Is it a house? Is it art? Is it merely a string of code? Whatever you want to call “Mars House,” it just sold for more than half a million dollars.
Toronto-based artist Krista Kim was asking 30 Ethereum tokens for a non-fungible token of a slick virtual home set on Mars. She eventually accepted an offer of 288 Ethereum tokens, the equivalent of $515,459.
The buyer, under the name @artontheinternet, purchased the NFT on the SuperRare platform. The same buyer purchased $44,000 worth of NFTs from Kim earlier in the week week.
Kim said on Twitter that the “majority of proceeds” would go toward an organization to “support a world tour of healing sound and light installations for mental health and healing.”
Architectural Digest called it “the world’s first digital NFT home.”
A NFT is sort of a stamp of authenticity for digital media, like an image, video or song. They are most commonly used to trade ownership of an “original” version of something, although they can be used to represent anything, even a copy of some media.
Ownership is tracked on a blockchain, similar to the tech used for digital tokens like Bitcoin and Ethereum itself.

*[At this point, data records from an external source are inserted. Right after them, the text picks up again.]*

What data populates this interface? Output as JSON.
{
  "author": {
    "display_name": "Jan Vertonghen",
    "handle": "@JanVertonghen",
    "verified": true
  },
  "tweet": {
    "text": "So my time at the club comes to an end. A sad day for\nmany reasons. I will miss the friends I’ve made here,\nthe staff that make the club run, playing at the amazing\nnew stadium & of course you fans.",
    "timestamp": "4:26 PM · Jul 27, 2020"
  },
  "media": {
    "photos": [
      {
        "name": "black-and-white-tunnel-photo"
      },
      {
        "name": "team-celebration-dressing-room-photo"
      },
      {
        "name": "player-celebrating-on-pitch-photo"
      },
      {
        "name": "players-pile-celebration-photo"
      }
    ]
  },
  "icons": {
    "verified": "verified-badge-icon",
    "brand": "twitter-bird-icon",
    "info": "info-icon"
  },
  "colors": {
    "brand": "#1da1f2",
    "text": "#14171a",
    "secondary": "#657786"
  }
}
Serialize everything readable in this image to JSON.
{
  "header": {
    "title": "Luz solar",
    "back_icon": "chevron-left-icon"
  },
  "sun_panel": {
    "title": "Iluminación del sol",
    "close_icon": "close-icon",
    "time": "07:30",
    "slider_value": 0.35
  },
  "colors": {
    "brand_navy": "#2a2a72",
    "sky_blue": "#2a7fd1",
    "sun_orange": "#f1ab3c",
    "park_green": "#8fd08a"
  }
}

A NFT collage by artist Beeple recently sold for $69 million at a Christie’s auction, setting a record.
Kim designed Mars House using Unreal Engine, which is used mostly to design video games. The house can be accessed in 3D through any computer that can render it, but is reportedly best experienced through a virtual reality headset. It also comes with a soundtrack by former Smashing Pumpkins member Jeff Schroeder.
The buyer of Mars House can also have all of its iridescent and gradient furniture made in real life by a Italy-based glass furniture maker.